Infrared (IR) radiation is a form of energy that exists just beyond the red end of the visible light spectrum. While invisible to the human eye, this energy is a fundamental tool across science and technology for gathering information about our world. Everything in the universe that has a temperature above absolute zero emits or interacts with this radiation. By detecting and analyzing this emitted or absorbed energy, instruments can measure properties ranging from the temperature of a distant star to the chemical makeup of a pharmaceutical drug. Infrared is primarily used in two distinct ways to measure and quantify data about an object or substance.
The Nature of Infrared Radiation
Infrared radiation is a component of the electromagnetic spectrum, positioned between visible light and microwaves. Its wavelengths are longer than those of red light, generally spanning from about 700 nanometers to 1 millimeter. This range is subdivided into categories based on wavelength, which determines how the radiation interacts with matter and what it can measure.
Near-infrared (NIR) has the shortest wavelengths and is typically used in fiber optics and material analysis. Mid-infrared (MIR) is strongly absorbed by molecular bonds, making it the primary range for chemical identification. Far-infrared (FIR) has the longest wavelengths and is closely associated with heat, making it extensively used in thermal imaging.
Measuring Temperature via Infrared Emission
The most common application of infrared technology is the non-contact measurement of temperature, which relies on the principle of thermal emission. Any object with a temperature above \(-273.15\) degrees Celsius (absolute zero) radiates energy. The intensity of this emitted energy is directly related to the object’s temperature, a relationship described by physical laws like Planck’s Law.
Instruments like thermal cameras and non-contact thermometers measure the intensity of the infrared radiation emitted from a surface. Hotter objects emit more intense radiation, and their peak emission shifts to shorter wavelengths. The sensor converts the detected radiant power into an electrical signal, which is then processed using physics equations to calculate the object’s surface temperature.
A challenge in accurate temperature measurement is emissivity, which is a measure of a material’s efficiency in emitting thermal energy. A perfect emitter, known as a blackbody, has an emissivity of \(1.0\), but real-world surfaces have values between \(0\) and \(1\). For example, polished metal has much lower emissivity than human skin or black paint. Therefore, infrared thermometers must have their emissivity setting adjusted or use advanced techniques to compensate for this factor to ensure an accurate reading.

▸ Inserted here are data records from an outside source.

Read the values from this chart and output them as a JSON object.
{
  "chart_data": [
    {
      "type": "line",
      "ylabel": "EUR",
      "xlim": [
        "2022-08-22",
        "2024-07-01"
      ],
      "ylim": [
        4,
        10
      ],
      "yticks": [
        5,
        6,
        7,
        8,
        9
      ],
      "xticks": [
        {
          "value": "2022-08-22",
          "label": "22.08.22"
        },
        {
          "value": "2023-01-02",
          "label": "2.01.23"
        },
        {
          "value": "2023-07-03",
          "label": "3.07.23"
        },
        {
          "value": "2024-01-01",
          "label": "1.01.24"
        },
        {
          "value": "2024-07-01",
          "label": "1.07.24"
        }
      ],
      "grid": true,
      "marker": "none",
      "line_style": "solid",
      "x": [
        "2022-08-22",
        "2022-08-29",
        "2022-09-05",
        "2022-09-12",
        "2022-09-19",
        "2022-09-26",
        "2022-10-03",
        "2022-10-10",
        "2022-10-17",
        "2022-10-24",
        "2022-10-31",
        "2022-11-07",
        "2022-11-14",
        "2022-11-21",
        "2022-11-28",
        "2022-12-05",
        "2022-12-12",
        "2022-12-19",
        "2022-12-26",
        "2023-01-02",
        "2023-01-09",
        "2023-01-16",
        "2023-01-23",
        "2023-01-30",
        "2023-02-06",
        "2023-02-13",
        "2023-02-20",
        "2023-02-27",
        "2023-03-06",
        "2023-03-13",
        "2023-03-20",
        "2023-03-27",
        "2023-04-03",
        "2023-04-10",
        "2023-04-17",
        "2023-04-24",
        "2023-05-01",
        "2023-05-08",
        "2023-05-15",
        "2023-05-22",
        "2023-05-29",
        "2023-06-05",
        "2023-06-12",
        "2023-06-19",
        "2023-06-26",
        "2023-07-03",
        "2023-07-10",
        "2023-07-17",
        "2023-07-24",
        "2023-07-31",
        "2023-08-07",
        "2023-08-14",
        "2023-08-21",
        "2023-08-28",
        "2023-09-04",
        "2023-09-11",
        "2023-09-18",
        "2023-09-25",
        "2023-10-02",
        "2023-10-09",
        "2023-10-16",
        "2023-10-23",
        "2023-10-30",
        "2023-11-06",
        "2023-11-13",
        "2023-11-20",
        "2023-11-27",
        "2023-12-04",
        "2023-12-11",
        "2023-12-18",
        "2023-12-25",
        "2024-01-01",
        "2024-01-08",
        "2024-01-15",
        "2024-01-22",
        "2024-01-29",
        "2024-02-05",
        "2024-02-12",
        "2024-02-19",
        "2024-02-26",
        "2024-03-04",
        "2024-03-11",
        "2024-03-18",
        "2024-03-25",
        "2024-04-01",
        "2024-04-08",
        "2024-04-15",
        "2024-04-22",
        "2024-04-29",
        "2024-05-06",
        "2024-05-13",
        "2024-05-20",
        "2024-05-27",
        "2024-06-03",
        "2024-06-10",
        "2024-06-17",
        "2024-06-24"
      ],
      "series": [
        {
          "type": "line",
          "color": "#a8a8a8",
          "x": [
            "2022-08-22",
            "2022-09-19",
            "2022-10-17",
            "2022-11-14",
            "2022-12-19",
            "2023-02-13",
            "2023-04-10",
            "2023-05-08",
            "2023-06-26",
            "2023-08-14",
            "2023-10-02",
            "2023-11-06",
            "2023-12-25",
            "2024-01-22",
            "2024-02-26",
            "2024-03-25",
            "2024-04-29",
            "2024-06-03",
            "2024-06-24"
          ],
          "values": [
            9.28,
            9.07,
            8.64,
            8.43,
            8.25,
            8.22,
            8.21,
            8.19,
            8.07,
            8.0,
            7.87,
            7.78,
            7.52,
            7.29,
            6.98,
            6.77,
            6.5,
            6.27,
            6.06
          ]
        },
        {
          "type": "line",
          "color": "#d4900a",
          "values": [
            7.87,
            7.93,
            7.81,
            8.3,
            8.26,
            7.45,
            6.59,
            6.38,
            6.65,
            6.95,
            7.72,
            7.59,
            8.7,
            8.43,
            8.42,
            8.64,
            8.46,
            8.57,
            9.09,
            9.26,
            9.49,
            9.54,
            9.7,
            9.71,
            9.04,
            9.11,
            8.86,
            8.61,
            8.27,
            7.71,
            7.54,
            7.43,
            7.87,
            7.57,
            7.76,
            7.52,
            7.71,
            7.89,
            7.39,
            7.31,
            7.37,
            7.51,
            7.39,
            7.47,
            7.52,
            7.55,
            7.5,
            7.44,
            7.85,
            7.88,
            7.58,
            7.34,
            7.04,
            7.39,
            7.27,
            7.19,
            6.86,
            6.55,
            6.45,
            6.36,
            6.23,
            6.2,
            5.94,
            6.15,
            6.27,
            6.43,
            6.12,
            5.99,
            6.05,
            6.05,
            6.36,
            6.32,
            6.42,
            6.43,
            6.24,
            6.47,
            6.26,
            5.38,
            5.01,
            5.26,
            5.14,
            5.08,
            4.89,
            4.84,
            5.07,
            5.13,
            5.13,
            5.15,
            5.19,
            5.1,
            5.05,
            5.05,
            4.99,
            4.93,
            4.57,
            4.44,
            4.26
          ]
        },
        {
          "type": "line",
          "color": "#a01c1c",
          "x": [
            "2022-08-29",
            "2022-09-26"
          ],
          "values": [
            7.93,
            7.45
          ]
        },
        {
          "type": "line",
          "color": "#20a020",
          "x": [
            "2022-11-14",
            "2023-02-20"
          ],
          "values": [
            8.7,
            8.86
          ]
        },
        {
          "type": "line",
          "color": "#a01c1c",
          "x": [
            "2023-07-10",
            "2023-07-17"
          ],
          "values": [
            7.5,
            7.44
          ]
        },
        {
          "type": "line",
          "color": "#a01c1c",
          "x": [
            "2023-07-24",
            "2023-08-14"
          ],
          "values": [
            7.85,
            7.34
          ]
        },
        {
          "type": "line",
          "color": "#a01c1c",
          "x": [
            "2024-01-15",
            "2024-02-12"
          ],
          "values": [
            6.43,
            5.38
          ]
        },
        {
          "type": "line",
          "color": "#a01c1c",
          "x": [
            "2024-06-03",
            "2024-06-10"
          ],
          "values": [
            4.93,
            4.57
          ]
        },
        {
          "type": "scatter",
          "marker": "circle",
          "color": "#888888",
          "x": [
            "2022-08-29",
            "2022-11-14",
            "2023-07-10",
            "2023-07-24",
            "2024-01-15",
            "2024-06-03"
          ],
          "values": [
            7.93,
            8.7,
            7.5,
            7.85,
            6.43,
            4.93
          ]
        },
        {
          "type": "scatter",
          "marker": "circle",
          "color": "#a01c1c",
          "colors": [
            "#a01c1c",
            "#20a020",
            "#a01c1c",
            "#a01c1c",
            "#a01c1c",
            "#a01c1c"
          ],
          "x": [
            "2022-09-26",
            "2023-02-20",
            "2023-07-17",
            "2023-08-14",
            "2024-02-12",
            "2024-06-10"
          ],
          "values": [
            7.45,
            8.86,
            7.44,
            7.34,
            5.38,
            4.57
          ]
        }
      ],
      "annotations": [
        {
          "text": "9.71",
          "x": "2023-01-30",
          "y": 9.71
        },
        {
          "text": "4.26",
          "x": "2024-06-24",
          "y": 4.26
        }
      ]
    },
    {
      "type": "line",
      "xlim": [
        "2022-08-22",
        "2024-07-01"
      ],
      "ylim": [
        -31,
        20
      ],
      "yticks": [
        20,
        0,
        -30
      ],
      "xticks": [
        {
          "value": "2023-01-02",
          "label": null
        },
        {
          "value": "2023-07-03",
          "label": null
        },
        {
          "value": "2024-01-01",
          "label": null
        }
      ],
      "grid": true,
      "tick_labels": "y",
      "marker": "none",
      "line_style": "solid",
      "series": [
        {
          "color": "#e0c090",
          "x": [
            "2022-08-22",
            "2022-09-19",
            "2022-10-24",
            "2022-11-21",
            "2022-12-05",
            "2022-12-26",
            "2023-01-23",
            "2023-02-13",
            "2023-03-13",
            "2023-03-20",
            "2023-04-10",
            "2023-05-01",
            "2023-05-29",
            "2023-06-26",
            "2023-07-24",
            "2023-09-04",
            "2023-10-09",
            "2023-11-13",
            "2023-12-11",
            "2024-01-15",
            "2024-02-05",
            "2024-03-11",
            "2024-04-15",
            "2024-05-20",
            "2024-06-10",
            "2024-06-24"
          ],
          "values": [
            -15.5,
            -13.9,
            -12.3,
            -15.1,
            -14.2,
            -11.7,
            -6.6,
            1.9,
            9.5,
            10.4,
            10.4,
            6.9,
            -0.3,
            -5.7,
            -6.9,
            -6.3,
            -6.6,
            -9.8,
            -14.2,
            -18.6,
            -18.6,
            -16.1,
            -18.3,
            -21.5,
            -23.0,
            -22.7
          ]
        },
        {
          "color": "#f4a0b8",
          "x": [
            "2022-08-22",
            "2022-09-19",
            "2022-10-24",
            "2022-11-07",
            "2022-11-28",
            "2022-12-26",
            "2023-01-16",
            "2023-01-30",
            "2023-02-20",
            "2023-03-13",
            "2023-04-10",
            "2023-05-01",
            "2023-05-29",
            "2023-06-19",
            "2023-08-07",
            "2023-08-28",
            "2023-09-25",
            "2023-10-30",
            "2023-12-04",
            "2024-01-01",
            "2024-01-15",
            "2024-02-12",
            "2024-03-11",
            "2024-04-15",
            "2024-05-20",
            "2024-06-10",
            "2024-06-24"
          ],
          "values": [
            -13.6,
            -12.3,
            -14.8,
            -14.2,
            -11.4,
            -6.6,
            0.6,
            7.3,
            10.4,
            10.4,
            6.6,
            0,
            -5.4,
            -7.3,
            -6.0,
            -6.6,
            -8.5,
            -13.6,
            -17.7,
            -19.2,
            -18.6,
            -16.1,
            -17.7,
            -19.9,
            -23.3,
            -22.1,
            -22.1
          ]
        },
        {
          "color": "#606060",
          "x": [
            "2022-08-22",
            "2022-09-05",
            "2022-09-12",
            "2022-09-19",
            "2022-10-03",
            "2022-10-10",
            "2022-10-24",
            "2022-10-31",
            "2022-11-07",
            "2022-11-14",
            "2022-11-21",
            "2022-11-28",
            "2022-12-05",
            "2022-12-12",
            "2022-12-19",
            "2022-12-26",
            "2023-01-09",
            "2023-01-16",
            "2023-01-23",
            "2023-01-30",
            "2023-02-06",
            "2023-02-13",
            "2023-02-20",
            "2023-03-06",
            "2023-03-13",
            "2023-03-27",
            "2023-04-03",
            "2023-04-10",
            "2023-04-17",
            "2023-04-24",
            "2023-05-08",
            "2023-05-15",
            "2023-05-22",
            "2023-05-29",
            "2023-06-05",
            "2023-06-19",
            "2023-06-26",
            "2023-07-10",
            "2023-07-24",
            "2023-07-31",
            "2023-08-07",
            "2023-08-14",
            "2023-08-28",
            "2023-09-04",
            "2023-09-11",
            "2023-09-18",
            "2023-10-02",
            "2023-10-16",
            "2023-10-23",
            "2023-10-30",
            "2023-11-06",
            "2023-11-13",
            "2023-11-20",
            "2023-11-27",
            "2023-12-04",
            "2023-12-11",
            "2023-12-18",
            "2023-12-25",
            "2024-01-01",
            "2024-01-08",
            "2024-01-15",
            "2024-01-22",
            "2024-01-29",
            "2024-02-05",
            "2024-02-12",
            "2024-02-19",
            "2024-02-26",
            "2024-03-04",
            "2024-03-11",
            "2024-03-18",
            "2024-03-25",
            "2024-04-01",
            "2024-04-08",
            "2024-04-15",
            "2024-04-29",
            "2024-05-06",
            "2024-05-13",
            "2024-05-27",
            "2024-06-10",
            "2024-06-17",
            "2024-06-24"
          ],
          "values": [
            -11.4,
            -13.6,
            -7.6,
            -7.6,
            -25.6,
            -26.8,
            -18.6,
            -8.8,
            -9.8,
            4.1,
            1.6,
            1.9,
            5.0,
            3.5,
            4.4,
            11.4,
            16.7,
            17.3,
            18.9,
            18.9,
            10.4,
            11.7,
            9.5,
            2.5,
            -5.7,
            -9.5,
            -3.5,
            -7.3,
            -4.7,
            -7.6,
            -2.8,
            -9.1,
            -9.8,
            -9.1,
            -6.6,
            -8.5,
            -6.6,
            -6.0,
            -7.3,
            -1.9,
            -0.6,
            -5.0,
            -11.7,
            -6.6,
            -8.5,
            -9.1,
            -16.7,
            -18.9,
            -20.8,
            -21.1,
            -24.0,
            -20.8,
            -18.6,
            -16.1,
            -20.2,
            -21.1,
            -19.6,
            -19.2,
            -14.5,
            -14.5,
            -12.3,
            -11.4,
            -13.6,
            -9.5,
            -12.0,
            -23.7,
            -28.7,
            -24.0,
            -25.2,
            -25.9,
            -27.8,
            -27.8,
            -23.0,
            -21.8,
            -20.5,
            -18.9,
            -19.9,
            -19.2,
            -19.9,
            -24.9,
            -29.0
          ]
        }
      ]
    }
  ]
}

Analyzing Materials via Infrared Absorption
Infrared technology is used to determine the chemical identity and structure of a substance through absorption spectroscopy. This method relies on the interaction between mid-infrared light and the molecular bonds within a sample. All molecules are constantly vibrating, exhibiting motions such as stretching and bending.
When a molecule is exposed to infrared light, it selectively absorbs energy at wavelengths that match its natural vibrational frequencies. This absorption causes the molecular bonds to vibrate more intensely. By shining infrared light through a sample and measuring which wavelengths are absorbed, a unique spectral pattern is created.
This pattern of absorption peaks and valleys serves as a distinct “molecular fingerprint.” No two different molecules have the exact same infrared spectrum, allowing for definitive identification of chemical composition and purity. Fourier-Transform Infrared Spectroscopy (FTIR) is the primary instrument for this measurement, used to analyze samples in solid, liquid, or gas phases. The resulting data can identify the presence of specific functional groups, such as the carbonyl bond in a ketone, providing detailed insight into the material’s structure.
Infrared Measurement in Health and Environmental Monitoring
Data collected through IR emission and absorption has broad application in specialized fields, moving beyond simple temperature checks.
Health and Medical Diagnostics
- Advanced IR spectroscopy is used for detailed tissue analysis and the detection of specific molecular signatures in bodily fluids, such as blood serum.
- Thermal imaging captures variations in skin temperature that may indicate underlying circulatory issues or inflammatory responses, aiding in diagnosis.
Environmental and Agricultural Monitoring
- Infrared remote sensing tracks atmospheric gases like carbon dioxide and methane.
- Spectroscopic techniques assess water quality by detecting chemical contaminants, such as nitrates, and biological contaminants, including E. coli bacteria.
- Agricultural and forestry professionals use infrared sensors to measure vegetation health, identifying early signs of water stress or disease in crops and trees.
This ability to gather rapid, non-invasive data makes infrared a powerful tool for ecological management.